Objectives To determine the incidence of multiple primary melanomas (MPM) from a prospective, single-institution, multidisciplinary database, and to describe the clinical and pathological characteristics and risk factors specific to these patients.
Design and Setting Review of a prospectively maintained database at Memorial Sloan-Kettering Cancer Center in New York, NY.
Patients A total of 4484 patients diagnosed with a first primary melanoma between January 1, 1996, and December 31, 2002.
Main Outcome Measures Incidence of and risk factors for MPM.

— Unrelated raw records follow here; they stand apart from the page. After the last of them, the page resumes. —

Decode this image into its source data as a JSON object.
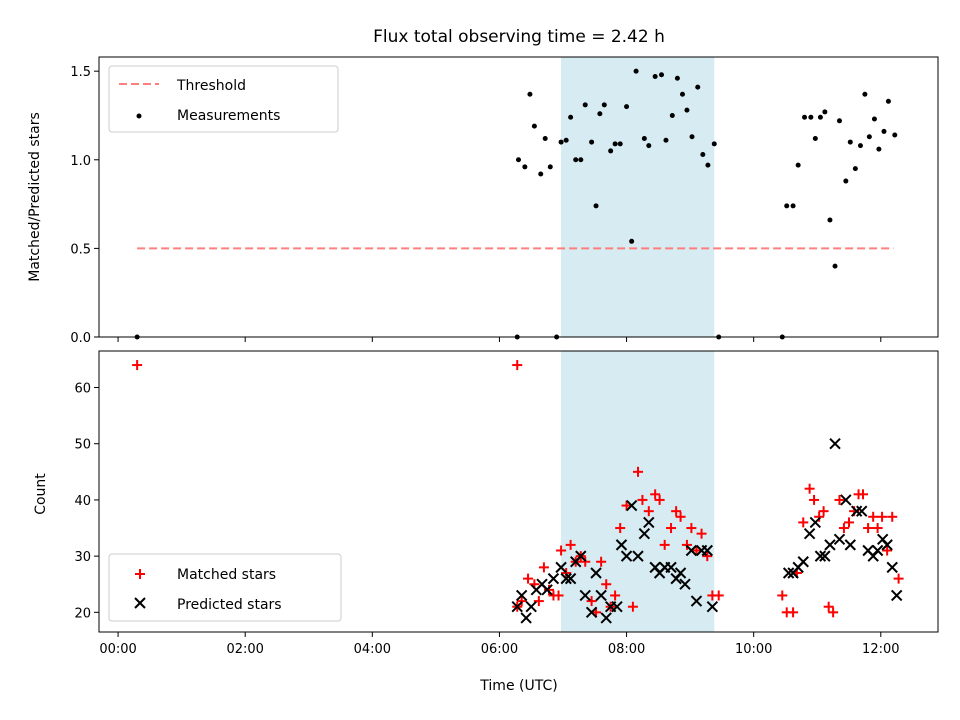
{
  "chart_data": {
    "type": "scatter",
    "title": "Flux total observing time = 2.42 h",
    "xlabel": "Time (UTC)",
    "x_unit": "hours",
    "xlim": [
      -0.3,
      12.9
    ],
    "x_ticks": [
      {
        "value": 0,
        "label": "00:00"
      },
      {
        "value": 2,
        "label": "02:00"
      },
      {
        "value": 4,
        "label": "04:00"
      },
      {
        "value": 6,
        "label": "06:00"
      },
      {
        "value": 8,
        "label": "08:00"
      },
      {
        "value": 10,
        "label": "10:00"
      },
      {
        "value": 12,
        "label": "12:00"
      }
    ],
    "highlight_span": {
      "x_start": 6.97,
      "x_end": 9.38,
      "color": "#add8e6"
    },
    "top": {
      "ylabel": "Matched/Predicted stars",
      "ylim": [
        0,
        1.58
      ],
      "y_ticks": [
        {
          "value": 0.0,
          "label": "0.0"
        },
        {
          "value": 0.5,
          "label": "0.5"
        },
        {
          "value": 1.0,
          "label": "1.0"
        },
        {
          "value": 1.5,
          "label": "1.5"
        }
      ],
      "legend": {
        "position": "top-left",
        "threshold_label": "Threshold",
        "measurements_label": "Measurements"
      },
      "threshold": {
        "value": 0.5,
        "x_start": 0.3,
        "x_end": 12.2,
        "color": "#ff7f7f"
      },
      "measurements": [
        [
          0.3,
          0.0
        ],
        [
          6.28,
          0.0
        ],
        [
          6.9,
          0.0
        ],
        [
          9.45,
          0.0
        ],
        [
          10.45,
          0.0
        ],
        [
          6.3,
          1.0
        ],
        [
          6.4,
          0.96
        ],
        [
          6.48,
          1.37
        ],
        [
          6.55,
          1.19
        ],
        [
          6.65,
          0.92
        ],
        [
          6.72,
          1.12
        ],
        [
          6.8,
          0.96
        ],
        [
          6.97,
          1.1
        ],
        [
          7.05,
          1.11
        ],
        [
          7.12,
          1.24
        ],
        [
          7.2,
          1.0
        ],
        [
          7.28,
          1.0
        ],
        [
          7.35,
          1.31
        ],
        [
          7.45,
          1.1
        ],
        [
          7.52,
          0.74
        ],
        [
          7.58,
          1.26
        ],
        [
          7.65,
          1.31
        ],
        [
          7.75,
          1.05
        ],
        [
          7.82,
          1.09
        ],
        [
          7.9,
          1.09
        ],
        [
          8.0,
          1.3
        ],
        [
          8.08,
          0.54
        ],
        [
          8.15,
          1.5
        ],
        [
          8.28,
          1.12
        ],
        [
          8.35,
          1.08
        ],
        [
          8.45,
          1.47
        ],
        [
          8.55,
          1.48
        ],
        [
          8.62,
          1.11
        ],
        [
          8.72,
          1.25
        ],
        [
          8.8,
          1.46
        ],
        [
          8.88,
          1.37
        ],
        [
          8.95,
          1.28
        ],
        [
          9.03,
          1.13
        ],
        [
          9.12,
          1.41
        ],
        [
          9.2,
          1.03
        ],
        [
          9.28,
          0.97
        ],
        [
          9.38,
          1.09
        ],
        [
          10.52,
          0.74
        ],
        [
          10.62,
          0.74
        ],
        [
          10.7,
          0.97
        ],
        [
          10.8,
          1.24
        ],
        [
          10.9,
          1.24
        ],
        [
          10.97,
          1.12
        ],
        [
          11.05,
          1.24
        ],
        [
          11.12,
          1.27
        ],
        [
          11.2,
          0.66
        ],
        [
          11.28,
          0.4
        ],
        [
          11.35,
          1.22
        ],
        [
          11.45,
          0.88
        ],
        [
          11.52,
          1.1
        ],
        [
          11.6,
          0.95
        ],
        [
          11.68,
          1.08
        ],
        [
          11.75,
          1.37
        ],
        [
          11.82,
          1.13
        ],
        [
          11.9,
          1.23
        ],
        [
          11.97,
          1.06
        ],
        [
          12.05,
          1.16
        ],
        [
          12.12,
          1.33
        ],
        [
          12.22,
          1.14
        ]
      ]
    },
    "bottom": {
      "ylabel": "Count",
      "ylim": [
        16.5,
        66.5
      ],
      "y_ticks": [
        {
          "value": 20,
          "label": "20"
        },
        {
          "value": 30,
          "label": "30"
        },
        {
          "value": 40,
          "label": "40"
        },
        {
          "value": 50,
          "label": "50"
        },
        {
          "value": 60,
          "label": "60"
        }
      ],
      "legend": {
        "position": "bottom-left",
        "matched_label": "Matched stars",
        "predicted_label": "Predicted stars"
      },
      "matched_color": "#ff0000",
      "predicted_color": "#000000",
      "matched": [
        [
          0.3,
          64
        ],
        [
          6.28,
          64
        ],
        [
          6.28,
          21
        ],
        [
          6.35,
          22
        ],
        [
          6.45,
          26
        ],
        [
          6.55,
          25
        ],
        [
          6.62,
          22
        ],
        [
          6.7,
          28
        ],
        [
          6.78,
          24
        ],
        [
          6.85,
          23
        ],
        [
          6.93,
          23
        ],
        [
          6.97,
          31
        ],
        [
          7.05,
          27
        ],
        [
          7.12,
          32
        ],
        [
          7.2,
          29
        ],
        [
          7.28,
          30
        ],
        [
          7.35,
          29
        ],
        [
          7.45,
          22
        ],
        [
          7.52,
          20
        ],
        [
          7.6,
          29
        ],
        [
          7.68,
          25
        ],
        [
          7.75,
          21
        ],
        [
          7.82,
          23
        ],
        [
          7.9,
          35
        ],
        [
          8.0,
          39
        ],
        [
          8.1,
          21
        ],
        [
          8.18,
          45
        ],
        [
          8.25,
          40
        ],
        [
          8.35,
          38
        ],
        [
          8.45,
          41
        ],
        [
          8.52,
          40
        ],
        [
          8.6,
          32
        ],
        [
          8.7,
          35
        ],
        [
          8.78,
          38
        ],
        [
          8.85,
          37
        ],
        [
          8.95,
          32
        ],
        [
          9.02,
          35
        ],
        [
          9.1,
          31
        ],
        [
          9.18,
          34
        ],
        [
          9.27,
          30
        ],
        [
          9.35,
          23
        ],
        [
          9.45,
          23
        ],
        [
          10.45,
          23
        ],
        [
          10.52,
          20
        ],
        [
          10.62,
          20
        ],
        [
          10.68,
          27
        ],
        [
          10.78,
          36
        ],
        [
          10.88,
          42
        ],
        [
          10.95,
          40
        ],
        [
          11.03,
          37
        ],
        [
          11.1,
          38
        ],
        [
          11.18,
          21
        ],
        [
          11.25,
          20
        ],
        [
          11.35,
          40
        ],
        [
          11.42,
          35
        ],
        [
          11.5,
          36
        ],
        [
          11.58,
          38
        ],
        [
          11.65,
          41
        ],
        [
          11.72,
          41
        ],
        [
          11.8,
          35
        ],
        [
          11.88,
          37
        ],
        [
          11.95,
          35
        ],
        [
          12.02,
          37
        ],
        [
          12.1,
          31
        ],
        [
          12.18,
          37
        ],
        [
          12.28,
          26
        ]
      ],
      "predicted": [
        [
          6.28,
          21
        ],
        [
          6.35,
          23
        ],
        [
          6.42,
          19
        ],
        [
          6.5,
          21
        ],
        [
          6.58,
          24
        ],
        [
          6.67,
          25
        ],
        [
          6.75,
          24
        ],
        [
          6.85,
          26
        ],
        [
          6.97,
          28
        ],
        [
          7.05,
          26
        ],
        [
          7.12,
          26
        ],
        [
          7.2,
          29
        ],
        [
          7.28,
          30
        ],
        [
          7.35,
          23
        ],
        [
          7.45,
          20
        ],
        [
          7.52,
          27
        ],
        [
          7.6,
          23
        ],
        [
          7.68,
          19
        ],
        [
          7.75,
          21
        ],
        [
          7.85,
          21
        ],
        [
          7.92,
          32
        ],
        [
          8.0,
          30
        ],
        [
          8.08,
          39
        ],
        [
          8.18,
          30
        ],
        [
          8.28,
          34
        ],
        [
          8.35,
          36
        ],
        [
          8.45,
          28
        ],
        [
          8.52,
          27
        ],
        [
          8.6,
          28
        ],
        [
          8.7,
          28
        ],
        [
          8.78,
          26
        ],
        [
          8.85,
          27
        ],
        [
          8.92,
          25
        ],
        [
          9.02,
          31
        ],
        [
          9.1,
          22
        ],
        [
          9.18,
          31
        ],
        [
          9.27,
          31
        ],
        [
          9.35,
          21
        ],
        [
          10.55,
          27
        ],
        [
          10.62,
          27
        ],
        [
          10.7,
          28
        ],
        [
          10.78,
          29
        ],
        [
          10.88,
          34
        ],
        [
          10.97,
          36
        ],
        [
          11.05,
          30
        ],
        [
          11.12,
          30
        ],
        [
          11.2,
          32
        ],
        [
          11.28,
          50
        ],
        [
          11.35,
          33
        ],
        [
          11.45,
          40
        ],
        [
          11.52,
          32
        ],
        [
          11.62,
          38
        ],
        [
          11.7,
          38
        ],
        [
          11.8,
          31
        ],
        [
          11.88,
          30
        ],
        [
          11.95,
          31
        ],
        [
          12.03,
          33
        ],
        [
          12.1,
          32
        ],
        [
          12.18,
          28
        ],
        [
          12.25,
          23
        ]
      ]
    }
  }
}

Results Three hundred eighty-five patients (8.6%) had 2 or more primary melanomas, with an average of 2.3 melanomas per MPM patient. Seventy-eight percent had 2 primary melanomas. For 74% of patients, the initial melanoma was the thickest tumor. Fifty-nine percent presented with their second primary tumor within 1 year. Twenty-one percent of MPM patients had a positive family history of melanoma compared with only 12% of patients with a single primary melanoma (SPM) (P<.001). Thirty-eight percent of MPM patients had dysplastic nevi compared with 18% of SPM patients (P<.001). The estimated cumulative 5-year risk of a second primary tumor for the entire cohort was 11.4%, with almost half of that risk occurring within the first year. For patients with a positive family history or dysplastic nevi, the estimated 5-year risk of MPM was significantly higher at 19.1% and 23.7%, respectively. The most striking increase in incidence for the MPM population was seen for development of a third primary melanoma from the time of second primary melanoma, which was 15.6% at 1 year and 30.9% at 5 years.
Conclusions The incidence of MPM is increased in patients with a positive family history and/or dysplastic nevi. These patients should undergo intensive dermatologic screening and should consider genetic testing.